The response to injustice however needs to be different. It calls for a change in our thinking and lifestyle forever. As someone who has been ignorant for years, for me it means making the choice not to be ignorant any longer. It means not only opening our eyes to what is happening around the world but understanding what is happening in our immediate world, our neighbourhood. To stop saying “It doesn’t happen here,” and to actually knowing what does. To be able to move from not wanting to get involved to being generous with our time knowing that is the most precious thing we often have to give. Easier to give a donation than spend hours with someone who needs a listening ear.
It’s taking the time to think about how we purchase. Asking questions like, “Did the producers of these clothes get paid a fair and just wage?” Go a step further and buy from organisations that have been fully scrutinised for fair trade practices even though their products cost more. Slave labour thrives on the cheap products we buy. I used to think I was getting a real bargain until one day I realised I just wasn’t thinking at all. As long as we buy cheap products made by sweat shops, the market for those products will always remain. And so will the slaves.
For those of us in business we have much larger buying decisions. Being competitive in the market place is always difficult, but if competitiveness comes at the expense of the exploitation of men, women, and children then better not to be in business at all.
If enough of us change the way we purchase surely it will eventually dictate the products on offer in the market.

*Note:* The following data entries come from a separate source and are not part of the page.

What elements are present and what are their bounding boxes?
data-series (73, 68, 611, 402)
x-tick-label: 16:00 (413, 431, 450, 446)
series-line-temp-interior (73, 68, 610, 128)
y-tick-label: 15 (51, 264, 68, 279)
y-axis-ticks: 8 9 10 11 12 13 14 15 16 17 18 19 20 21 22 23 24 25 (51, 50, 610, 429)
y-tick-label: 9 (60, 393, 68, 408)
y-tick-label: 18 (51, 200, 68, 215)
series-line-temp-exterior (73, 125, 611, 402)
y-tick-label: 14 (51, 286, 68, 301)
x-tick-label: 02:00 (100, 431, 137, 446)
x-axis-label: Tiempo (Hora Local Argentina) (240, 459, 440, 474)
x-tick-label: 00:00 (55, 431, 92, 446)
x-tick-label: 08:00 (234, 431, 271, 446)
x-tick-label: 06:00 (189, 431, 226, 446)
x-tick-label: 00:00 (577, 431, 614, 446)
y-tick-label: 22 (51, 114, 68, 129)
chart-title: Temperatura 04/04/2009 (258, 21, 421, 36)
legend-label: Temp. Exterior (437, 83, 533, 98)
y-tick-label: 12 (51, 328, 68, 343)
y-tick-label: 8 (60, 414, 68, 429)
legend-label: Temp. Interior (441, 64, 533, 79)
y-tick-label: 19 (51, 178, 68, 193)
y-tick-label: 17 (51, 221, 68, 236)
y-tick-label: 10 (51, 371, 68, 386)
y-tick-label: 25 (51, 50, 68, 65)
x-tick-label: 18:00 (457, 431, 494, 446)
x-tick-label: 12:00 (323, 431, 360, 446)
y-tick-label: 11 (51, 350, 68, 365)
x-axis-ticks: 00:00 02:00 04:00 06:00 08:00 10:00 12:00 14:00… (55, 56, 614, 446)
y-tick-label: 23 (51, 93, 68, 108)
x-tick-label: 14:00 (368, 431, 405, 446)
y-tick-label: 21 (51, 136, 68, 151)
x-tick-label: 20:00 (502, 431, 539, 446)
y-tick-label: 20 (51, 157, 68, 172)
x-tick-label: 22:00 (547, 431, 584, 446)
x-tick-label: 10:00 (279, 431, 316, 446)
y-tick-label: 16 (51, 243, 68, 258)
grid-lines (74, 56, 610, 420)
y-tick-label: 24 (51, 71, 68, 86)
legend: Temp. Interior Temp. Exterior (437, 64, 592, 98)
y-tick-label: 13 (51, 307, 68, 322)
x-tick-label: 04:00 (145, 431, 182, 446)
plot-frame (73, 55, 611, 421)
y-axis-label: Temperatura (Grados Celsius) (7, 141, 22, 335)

Just like the media, what we want will be served up. “Give the customer what they want, business is business.” Ultimately purchasing power can be a strong advocate for justice.
And if the marketplace for consumer goods can change what’s on offer, then maybe the media can change what it serves up too. Could we, the customers, dare to call for justice to have parity with the coverage of sudden tragedies? Change doesn’t happen by picketing outside media offices. It happens when enough of us are committed to losing our ignorance by showing an ever growing interest in understanding the injustices of our world today. As long as the media can sell their advertising while we are watching, they will oblige.
Then maybe, just maybe, after we are more aware and have time to respond the stories we watch in the comfort of our living rooms of little girls stolen for the pleasure of men will become less and less because we, citizens of the world, have changed not only the way we think but the way we live. A change in our lives can mean a change in theirs.